Ferber was at first shocked that anyone would want to turn Show Boat into a musical, but after being convinced by Kern that he did not want to adapt the novel into the typical frivolous "girlie" show of the 1920s, she granted him and his collaborator Oscar Hammerstein II the rights to set her novel to music. After composing most of the first act songs, Kern and Hammerstein auditioned their material for producer Florenz Ziegfeld, thinking that only he could create the elaborate production necessary for Ferber's sprawling work. Ziegfeld was impressed with the show and agreed to produce it, writing the next day, "This is the best musical comedy I have ever been fortunate to get a hold of; I am thrilled to produce it, this show is the opportunity of my life..." Show Boat, with its serious and dramatic nature, was considered an unusual choice for Ziegfeld, previously known mainly for revues such as the Ziegfeld Follies.
- Rodgers and Hammerstein,1943, had over 2000 performances
- The characters broke the norm in terms of how sexual the musical was at this time, lots of sexuality and the presence of violence
- Music: quasi love songs ---> "people will say we're in love," "all or nothing," and "sorry we're a fringe at the top."

- the first musical written by the team of composer Richard Rodgers and librettist Oscar Hammerstein II. The musical is based on Lynn Riggs' 1931 play, Green Grow the Lilacs. Set in Oklahoma Territory outside the town of Claremore in 1906, it tells the story of cowboy Curly McLain and his romance with farm girl Laurey Williams. A secondary romance concerns cowboy Will Parker and his flirtatious fiancée, Ado Annie.

The original Broadway production opened on March 31, 1943. It was a box-office smash and ran for an unprecedented 2,212 performances, later enjoying award-winning revivals, national tours, foreign productions and an Academy Award-winning 1955 film adaptation. It has long been a popular choice for school and community productions.
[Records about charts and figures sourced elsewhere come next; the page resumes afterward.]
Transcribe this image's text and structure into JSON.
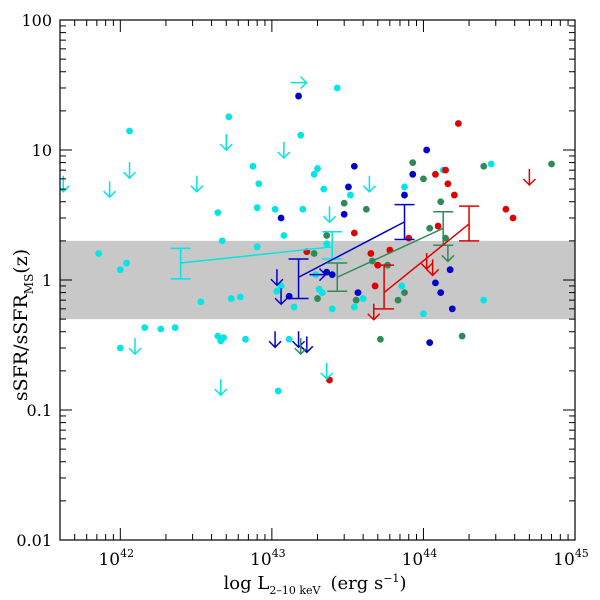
{
  "chart_data": {
    "type": "scatter",
    "title": "",
    "xlabel": "log L",
    "xlabel_sub": "2–10 keV",
    "xlabel_units": "(erg s",
    "xlabel_units_sup": "−1",
    "xlabel_units_close": ")",
    "ylabel": "sSFR/sSFR",
    "ylabel_sub": "MS",
    "ylabel_tail": "(z)",
    "xscale": "log",
    "yscale": "log",
    "xlim": [
      4e+41,
      1e+45
    ],
    "ylim": [
      0.01,
      100
    ],
    "x_ticks": [
      {
        "base": "10",
        "exp": "42",
        "value": 1e+42
      },
      {
        "base": "10",
        "exp": "43",
        "value": 1e+43
      },
      {
        "base": "10",
        "exp": "44",
        "value": 1e+44
      },
      {
        "base": "10",
        "exp": "45",
        "value": 1e+45
      }
    ],
    "y_ticks": [
      {
        "label": "0.01",
        "value": 0.01
      },
      {
        "label": "0.1",
        "value": 0.1
      },
      {
        "label": "1",
        "value": 1
      },
      {
        "label": "10",
        "value": 10
      },
      {
        "label": "100",
        "value": 100
      }
    ],
    "band": {
      "ymin": 0.5,
      "ymax": 2.0,
      "color": "#c8c8c8"
    },
    "colors": {
      "cyan": "#00e5e5",
      "blue": "#0000cc",
      "green": "#2e8b57",
      "red": "#e00000"
    },
    "series": [
      {
        "name": "cyan",
        "color_key": "cyan",
        "points": [
          [
            7.2e+41,
            1.6
          ],
          [
            1e+42,
            1.2
          ],
          [
            1.1e+42,
            1.35
          ],
          [
            1e+42,
            0.3
          ],
          [
            1.15e+42,
            14
          ],
          [
            1.45e+42,
            0.43
          ],
          [
            1.85e+42,
            0.42
          ],
          [
            2.3e+42,
            0.43
          ],
          [
            3.4e+42,
            0.68
          ],
          [
            4.4e+42,
            0.37
          ],
          [
            4.6e+42,
            0.34
          ],
          [
            4.4e+42,
            3.3
          ],
          [
            4.7e+42,
            2.0
          ],
          [
            4.8e+42,
            0.36
          ],
          [
            5.2e+42,
            18
          ],
          [
            5.4e+42,
            0.72
          ],
          [
            6.2e+42,
            0.74
          ],
          [
            6.7e+42,
            0.35
          ],
          [
            7.5e+42,
            7.5
          ],
          [
            8.2e+42,
            5.5
          ],
          [
            8e+42,
            1.8
          ],
          [
            1.08e+43,
            0.82
          ],
          [
            1.15e+43,
            0.9
          ],
          [
            1.2e+43,
            2.2
          ],
          [
            1.1e+43,
            0.14
          ],
          [
            1.4e+43,
            0.62
          ],
          [
            1.55e+43,
            13
          ],
          [
            1.9e+43,
            6.5
          ],
          [
            2e+43,
            7.2
          ],
          [
            2.05e+43,
            0.85
          ],
          [
            2.15e+43,
            0.8
          ],
          [
            2.2e+43,
            5.0
          ],
          [
            2.5e+43,
            0.6
          ],
          [
            2.7e+43,
            30
          ],
          [
            3.3e+43,
            4.5
          ],
          [
            3.5e+43,
            0.62
          ],
          [
            4e+43,
            0.72
          ],
          [
            1.95e+43,
            1.1
          ],
          [
            1.3e+43,
            0.35
          ],
          [
            1.05e+43,
            3.5
          ],
          [
            7.2e+43,
            0.9
          ],
          [
            1e+44,
            0.55
          ],
          [
            1.35e+44,
            7.0
          ],
          [
            2.5e+44,
            0.7
          ],
          [
            2.8e+44,
            7.8
          ],
          [
            8e+42,
            3.6
          ],
          [
            2.3e+43,
            1.9
          ],
          [
            1.6e+43,
            3.5
          ],
          [
            7.5e+43,
            5.2
          ]
        ]
      },
      {
        "name": "blue",
        "color_key": "blue",
        "points": [
          [
            1.3e+43,
            0.75
          ],
          [
            1.15e+43,
            3.0
          ],
          [
            1.5e+43,
            26
          ],
          [
            2.3e+43,
            1.15
          ],
          [
            2.5e+43,
            1.1
          ],
          [
            3e+43,
            3.2
          ],
          [
            3.2e+43,
            5.2
          ],
          [
            3.5e+43,
            7.5
          ],
          [
            3.7e+43,
            0.8
          ],
          [
            7.5e+43,
            4.5
          ],
          [
            8.5e+43,
            6.5
          ],
          [
            1.05e+44,
            10
          ],
          [
            1.1e+44,
            0.33
          ],
          [
            1.2e+44,
            0.95
          ],
          [
            1.3e+44,
            0.8
          ],
          [
            1.5e+44,
            1.2
          ],
          [
            1.55e+44,
            0.6
          ]
        ]
      },
      {
        "name": "green",
        "color_key": "green",
        "points": [
          [
            1.9e+43,
            1.6
          ],
          [
            2e+43,
            0.72
          ],
          [
            2.3e+43,
            2.2
          ],
          [
            3e+43,
            3.9
          ],
          [
            3.6e+43,
            0.7
          ],
          [
            4.2e+43,
            3.5
          ],
          [
            4.6e+43,
            1.4
          ],
          [
            5.2e+43,
            0.35
          ],
          [
            5.8e+43,
            1.3
          ],
          [
            6.8e+43,
            0.7
          ],
          [
            7.5e+43,
            0.8
          ],
          [
            8.5e+43,
            8.0
          ],
          [
            1e+44,
            6.0
          ],
          [
            1.1e+44,
            2.5
          ],
          [
            1.3e+44,
            4.0
          ],
          [
            1.4e+44,
            2.1
          ],
          [
            1.8e+44,
            0.37
          ],
          [
            2.5e+44,
            7.5
          ],
          [
            7e+44,
            7.8
          ]
        ]
      },
      {
        "name": "red",
        "color_key": "red",
        "points": [
          [
            1.7e+43,
            1.65
          ],
          [
            2.4e+43,
            0.17
          ],
          [
            3.5e+43,
            2.3
          ],
          [
            4.5e+43,
            1.6
          ],
          [
            4.8e+43,
            0.9
          ],
          [
            5e+43,
            1.3
          ],
          [
            6e+43,
            1.7
          ],
          [
            8e+43,
            2.1
          ],
          [
            1.2e+44,
            6.5
          ],
          [
            1.25e+44,
            2.6
          ],
          [
            1.4e+44,
            7.0
          ],
          [
            1.45e+44,
            5.5
          ],
          [
            1.6e+44,
            4.5
          ],
          [
            1.7e+44,
            16
          ],
          [
            3.5e+44,
            3.5
          ],
          [
            3.9e+44,
            3.0
          ]
        ]
      }
    ],
    "upper_limits": [
      {
        "color_key": "cyan",
        "x": 4.2e+41,
        "y": 5.5
      },
      {
        "color_key": "cyan",
        "x": 8.5e+41,
        "y": 5.0
      },
      {
        "color_key": "cyan",
        "x": 1.15e+42,
        "y": 7.0
      },
      {
        "color_key": "cyan",
        "x": 1.25e+42,
        "y": 0.31
      },
      {
        "color_key": "cyan",
        "x": 3.2e+42,
        "y": 5.5
      },
      {
        "color_key": "cyan",
        "x": 4.6e+42,
        "y": 0.15
      },
      {
        "color_key": "cyan",
        "x": 5e+42,
        "y": 11.5
      },
      {
        "color_key": "cyan",
        "x": 1.2e+43,
        "y": 10
      },
      {
        "color_key": "cyan",
        "x": 2.3e+43,
        "y": 0.2
      },
      {
        "color_key": "cyan",
        "x": 2.4e+43,
        "y": 3.2
      },
      {
        "color_key": "cyan",
        "x": 4.4e+43,
        "y": 5.5
      },
      {
        "color_key": "blue",
        "x": 1.05e+43,
        "y": 0.35
      },
      {
        "color_key": "blue",
        "x": 1.08e+43,
        "y": 1.05
      },
      {
        "color_key": "blue",
        "x": 1.15e+43,
        "y": 0.75
      },
      {
        "color_key": "blue",
        "x": 1.5e+43,
        "y": 0.35
      },
      {
        "color_key": "blue",
        "x": 1.7e+43,
        "y": 0.32
      },
      {
        "color_key": "green",
        "x": 1.55e+43,
        "y": 0.31
      },
      {
        "color_key": "green",
        "x": 1.45e+44,
        "y": 1.6
      },
      {
        "color_key": "red",
        "x": 4.7e+43,
        "y": 0.57
      },
      {
        "color_key": "red",
        "x": 1.05e+44,
        "y": 1.4
      },
      {
        "color_key": "red",
        "x": 1.15e+44,
        "y": 1.25
      },
      {
        "color_key": "red",
        "x": 5e+44,
        "y": 6.2
      }
    ],
    "lower_limits_x": [
      {
        "color_key": "cyan",
        "x": 1.5e+43,
        "y": 33
      },
      {
        "color_key": "blue",
        "x": 2e+43,
        "y": 1.1
      }
    ],
    "binned_means": [
      {
        "color_key": "cyan",
        "x": [
          2.5e+42,
          2.5e+43
        ],
        "y": [
          1.35,
          1.8
        ],
        "err_lo": [
          1.02,
          1.45
        ],
        "err_hi": [
          1.75,
          2.35
        ]
      },
      {
        "color_key": "blue",
        "x": [
          1.5e+43,
          7.5e+43
        ],
        "y": [
          1.05,
          2.8
        ],
        "err_lo": [
          0.72,
          2.05
        ],
        "err_hi": [
          1.45,
          3.8
        ]
      },
      {
        "color_key": "green",
        "x": [
          2.7e+43,
          1.35e+44
        ],
        "y": [
          1.05,
          2.5
        ],
        "err_lo": [
          0.82,
          1.85
        ],
        "err_hi": [
          1.35,
          3.35
        ]
      },
      {
        "color_key": "red",
        "x": [
          5.5e+43,
          2e+44
        ],
        "y": [
          0.8,
          2.7
        ],
        "err_lo": [
          0.6,
          2.0
        ],
        "err_hi": [
          1.3,
          3.7
        ]
      }
    ]
  }
}
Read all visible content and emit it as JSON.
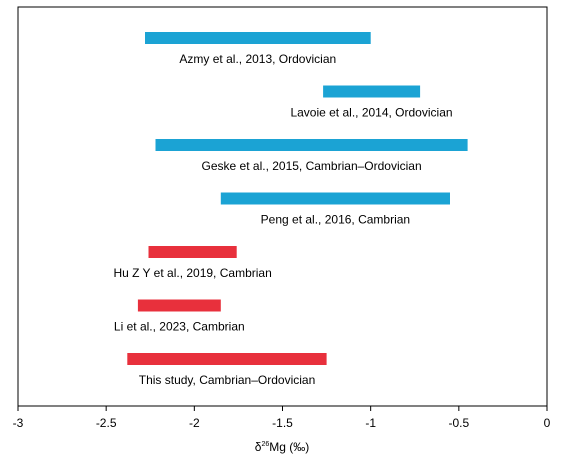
{
  "chart_data": {
    "type": "bar",
    "orientation": "horizontal-range",
    "title": "",
    "xlabel_parts": {
      "symbol": "δ",
      "superscript": "26",
      "rest": "Mg (‰)"
    },
    "ylabel": "",
    "xlim": [
      -3,
      0
    ],
    "xticks": [
      -3,
      -2.5,
      -2,
      -1.5,
      -1,
      -0.5,
      0
    ],
    "xtick_labels": [
      "-3",
      "-2.5",
      "-2",
      "-1.5",
      "-1",
      "-0.5",
      "0"
    ],
    "grid": false,
    "legend": "none",
    "colors": {
      "literature": "#1ba3d4",
      "this_study": "#e8303c"
    },
    "ranges": [
      {
        "label": "Azmy et al., 2013, Ordovician",
        "min": -2.28,
        "max": -1.0,
        "group": "literature"
      },
      {
        "label": "Lavoie et al., 2014, Ordovician",
        "min": -1.27,
        "max": -0.72,
        "group": "literature"
      },
      {
        "label": "Geske et al., 2015, Cambrian–Ordovician",
        "min": -2.22,
        "max": -0.45,
        "group": "literature"
      },
      {
        "label": "Peng et al., 2016, Cambrian",
        "min": -1.85,
        "max": -0.55,
        "group": "literature"
      },
      {
        "label": "Hu Z Y et al., 2019, Cambrian",
        "min": -2.26,
        "max": -1.76,
        "group": "this_study"
      },
      {
        "label": "Li et al., 2023, Cambrian",
        "min": -2.32,
        "max": -1.85,
        "group": "this_study"
      },
      {
        "label": "This study, Cambrian–Ordovician",
        "min": -2.38,
        "max": -1.25,
        "group": "this_study"
      }
    ]
  }
}
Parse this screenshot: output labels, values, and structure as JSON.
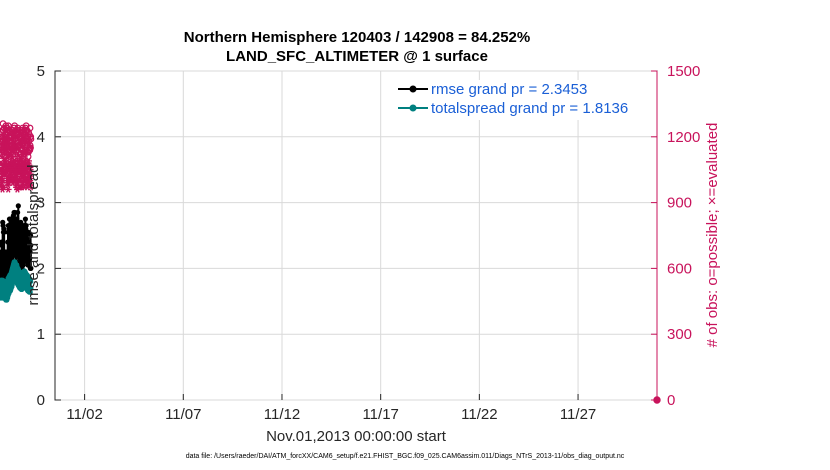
{
  "chart_data": {
    "type": "line",
    "title_line1": "Northern Hemisphere 120403 / 142908 = 84.252%",
    "title_line2": "LAND_SFC_ALTIMETER @ 1 surface",
    "xlabel": "Nov.01,2013 00:00:00 start",
    "ylabel_left": "rmse and totalspread",
    "ylabel_right": "# of obs: o=possible; ×=evaluated",
    "ylim_left": [
      0,
      5
    ],
    "ylim_right": [
      0,
      1500
    ],
    "xlim": [
      0.5,
      31.0
    ],
    "left_ticks": [
      "0",
      "1",
      "2",
      "3",
      "4",
      "5"
    ],
    "right_ticks": [
      "0",
      "300",
      "600",
      "900",
      "1200",
      "1500"
    ],
    "x_ticks": [
      {
        "day": 2,
        "label": "11/02"
      },
      {
        "day": 7,
        "label": "11/07"
      },
      {
        "day": 12,
        "label": "11/12"
      },
      {
        "day": 17,
        "label": "11/17"
      },
      {
        "day": 22,
        "label": "11/22"
      },
      {
        "day": 27,
        "label": "11/27"
      }
    ],
    "footer": "data file: /Users/raeder/DAI/ATM_forcXX/CAM6_setup/f.e21.FHIST_BGC.f09_025.CAM6assim.011/Diags_NTrS_2013-11/obs_diag_output.nc",
    "colors": {
      "rmse": "#000000",
      "spread": "#008080",
      "obs": "#c8135b",
      "legend_text": "#1a5fd6"
    },
    "series": [
      {
        "name": "rmse grand pr = 2.3453",
        "key": "rmse",
        "axis": "left",
        "values": [
          2.15,
          1.85,
          2.2,
          1.9,
          2.25,
          2.0,
          2.4,
          2.0,
          2.35,
          2.05,
          2.4,
          1.95,
          2.7,
          2.1,
          2.65,
          2.15,
          2.55,
          2.0,
          2.6,
          2.05,
          2.55,
          2.0,
          2.2,
          1.95,
          2.05,
          1.9,
          2.15,
          1.85,
          2.1,
          1.8,
          2.25,
          1.85,
          2.2,
          2.1,
          1.95,
          1.8,
          2.1,
          1.85,
          2.2,
          1.95,
          2.4,
          1.9,
          2.55,
          2.05,
          2.65,
          1.95,
          2.25,
          1.9,
          2.6,
          1.95,
          2.75,
          2.0,
          2.75,
          1.95,
          2.45,
          2.1,
          2.65,
          2.05,
          2.5,
          2.1,
          2.75,
          2.15,
          2.75,
          2.05,
          2.6,
          2.15,
          2.75,
          2.25,
          2.5,
          2.35,
          2.55,
          2.2,
          2.8,
          2.35,
          2.75,
          2.3,
          2.85,
          2.25,
          2.65,
          2.2,
          2.85,
          2.3,
          2.65,
          2.25,
          2.7,
          2.3,
          2.55,
          2.1,
          2.55,
          2.45,
          2.5,
          2.2,
          2.75,
          2.25,
          2.7,
          2.2,
          2.85,
          2.25,
          2.65,
          2.2,
          2.95,
          2.5,
          2.6,
          2.5,
          2.65,
          2.3,
          2.2,
          2.15,
          2.3,
          2.0,
          2.25,
          2.0,
          2.4,
          2.1,
          2.7,
          2.15,
          2.55,
          2.2,
          2.6,
          2.0,
          2.5,
          2.0,
          2.45,
          2.25,
          2.3,
          2.35,
          2.2,
          2.05,
          2.3,
          2.1,
          2.35,
          2.15,
          2.65,
          2.2,
          2.5,
          2.3,
          2.6,
          2.35,
          2.65,
          2.4,
          2.75,
          2.35,
          2.6,
          2.2,
          2.65,
          2.25,
          2.5,
          2.3,
          2.45,
          2.1,
          2.3,
          2.15,
          2.5,
          2.2,
          2.4,
          2.05,
          2.55,
          2.15,
          2.4,
          2.3,
          2.35,
          2.05,
          2.2,
          2.15,
          2.15,
          2.3,
          2.25,
          2.35,
          2.0,
          2.5,
          2.35,
          2.0
        ]
      },
      {
        "name": "totalspread grand pr = 1.8136",
        "key": "spread",
        "axis": "left",
        "values": [
          1.8,
          1.55,
          1.82,
          1.58,
          1.8,
          1.6,
          1.82,
          1.6,
          1.78,
          1.55,
          1.8,
          1.6,
          1.82,
          1.58,
          1.8,
          1.55,
          1.78,
          1.55,
          1.8,
          1.55,
          1.8,
          1.6,
          1.78,
          1.55,
          1.8,
          1.55,
          1.78,
          1.58,
          1.76,
          1.52,
          1.78,
          1.55,
          1.76,
          1.52,
          1.76,
          1.52,
          1.78,
          1.55,
          1.8,
          1.55,
          1.82,
          1.58,
          1.85,
          1.6,
          1.85,
          1.62,
          1.86,
          1.62,
          1.88,
          1.65,
          1.88,
          1.65,
          1.9,
          1.66,
          1.9,
          1.66,
          1.9,
          1.68,
          1.92,
          1.7,
          1.94,
          1.72,
          1.96,
          1.72,
          1.98,
          1.75,
          2.0,
          1.78,
          2.02,
          1.8,
          2.04,
          1.82,
          2.06,
          1.84,
          2.08,
          1.84,
          2.1,
          1.86,
          2.1,
          1.86,
          2.1,
          1.85,
          2.08,
          1.84,
          2.06,
          1.82,
          2.05,
          1.8,
          2.04,
          1.8,
          2.05,
          1.78,
          2.02,
          1.78,
          2.0,
          1.76,
          2.0,
          1.75,
          1.98,
          1.74,
          1.98,
          1.74,
          1.96,
          1.72,
          1.95,
          1.72,
          1.94,
          1.7,
          1.92,
          1.7,
          1.92,
          1.7,
          1.92,
          1.7,
          1.9,
          1.68,
          1.9,
          1.68,
          1.9,
          1.68,
          1.92,
          1.7,
          1.92,
          1.7,
          1.94,
          1.72,
          1.94,
          1.72,
          1.95,
          1.72,
          1.95,
          1.74,
          1.96,
          1.74,
          1.96,
          1.74,
          1.95,
          1.72,
          1.94,
          1.72,
          1.92,
          1.7,
          1.92,
          1.7,
          1.9,
          1.7,
          1.9,
          1.68,
          1.9,
          1.68,
          1.88,
          1.66,
          1.88,
          1.66,
          1.88,
          1.66,
          1.86,
          1.66,
          1.85,
          1.64,
          1.85,
          1.65,
          1.84,
          1.65,
          1.84,
          1.64,
          1.82,
          1.7,
          1.8,
          1.7
        ]
      },
      {
        "name": "possible",
        "key": "obs_possible",
        "axis": "right",
        "marker": "o",
        "values": [
          1200,
          1100,
          1180,
          1130,
          1150,
          1090,
          1190,
          1140,
          1160,
          1120,
          1200,
          1140,
          1230,
          1160,
          1260,
          1180,
          1230,
          1130,
          1200,
          1150,
          1240,
          1160,
          1190,
          1130,
          1180,
          1110,
          1210,
          1160,
          1230,
          1180,
          1250,
          1170,
          1240,
          1150,
          1210,
          1150,
          1230,
          1190,
          1240,
          1180,
          1190,
          1130,
          1220,
          1160,
          1250,
          1140,
          1200,
          1110,
          1180,
          1130,
          1230,
          1180,
          1200,
          1140,
          1220,
          1160,
          1180,
          1110,
          1200,
          1170,
          1180,
          1130,
          1160,
          1130,
          1200,
          1160,
          1220,
          1160,
          1180,
          1150,
          1230,
          1120,
          1210,
          1150,
          1190,
          1160,
          1220,
          1150,
          1240,
          1100,
          1250,
          1120,
          1190,
          1150,
          1210,
          1180,
          1220,
          1150,
          1170,
          1130,
          1220,
          1140,
          1210,
          1080,
          1230,
          1140,
          1160,
          1180,
          1240,
          1220,
          1230,
          1170,
          1160,
          1160,
          1210,
          1160,
          1200,
          1130,
          1160,
          1100,
          1200,
          1160,
          1230,
          1120,
          1200,
          1150,
          1220,
          1120,
          1190,
          1110,
          1170,
          1140,
          1230,
          1140,
          1200,
          1160,
          1240,
          1100,
          1220,
          1170,
          1220,
          1170,
          1190,
          1120,
          1180,
          1110,
          1230,
          1130,
          1210,
          1130,
          1180,
          1150,
          1240,
          1210,
          1230,
          1140,
          1250,
          1180,
          1220,
          1160,
          1230,
          1130,
          1180,
          1130,
          1200,
          1160,
          1190,
          1110,
          1200,
          1130,
          1220,
          1140,
          1180,
          1150,
          1210,
          1140,
          1150,
          1140,
          1240,
          1160,
          1200,
          1150,
          1200,
          1190
        ]
      },
      {
        "name": "evaluated",
        "key": "obs_evaluated",
        "axis": "right",
        "marker": "*",
        "values": [
          1050,
          980,
          1080,
          1010,
          1040,
          1000,
          1010,
          970,
          1050,
          990,
          1030,
          960,
          1060,
          1030,
          1040,
          1000,
          1070,
          1030,
          1030,
          970,
          1070,
          1040,
          1080,
          1030,
          1100,
          1070,
          1120,
          1070,
          1090,
          1060,
          1080,
          1060,
          1070,
          1050,
          1060,
          1040,
          1040,
          1000,
          1020,
          990,
          1050,
          980,
          1070,
          960,
          1060,
          1000,
          1050,
          990,
          1080,
          1020,
          1110,
          1060,
          1050,
          1010,
          1080,
          1040,
          1040,
          1000,
          1070,
          1030,
          1060,
          1010,
          1050,
          1000,
          1080,
          1020,
          1060,
          1010,
          1040,
          990,
          1060,
          1000,
          1080,
          1010,
          1050,
          1000,
          1090,
          1040,
          1130,
          1060,
          1090,
          1030,
          1040,
          1000,
          1080,
          1020,
          1050,
          980,
          1030,
          970,
          1060,
          1010,
          1070,
          1000,
          1020,
          960,
          1070,
          1040,
          1000,
          990,
          1080,
          1050,
          1090,
          1040,
          1060,
          970,
          1070,
          1000,
          1060,
          970,
          1070,
          1010,
          1040,
          970,
          1060,
          1030,
          1100,
          1040,
          1080,
          1000,
          1040,
          970,
          1030,
          990,
          1080,
          1020,
          1070,
          1030,
          1060,
          990,
          1080,
          1030,
          1050,
          1000,
          1040,
          970,
          1060,
          1010,
          1080,
          1030,
          1090,
          1000,
          1060,
          1010,
          1050,
          990,
          1070,
          1010,
          1060,
          1000,
          1040,
          970,
          1060,
          1000,
          1070,
          990,
          1080,
          1030,
          1090,
          1020,
          1070,
          1000,
          1020,
          980,
          1030,
          1000,
          1060,
          1050,
          1030,
          1010,
          990,
          970
        ]
      }
    ]
  }
}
This musical, building on the innovations of the earlier Show Boat, epitomized the development of the "book musical", a musical play where the songs and dances are fully integrated into a well-made story with serious dramatic goals that are able to evoke genuine emotions other than laughter. In addition, Oklahoma! features musical themes, or motifs, that recur throughout the work to connect the music and story. A fifteen-minute "dream ballet" reflects Laurey's struggle with her feelings about two men, Curley and Jud. A special Pulitzer Prize was awarded to Richard Rodgers and Oscar Hammerstein II for Oklahoma! in the category of "Special Awards And Citations - Music" in 1944.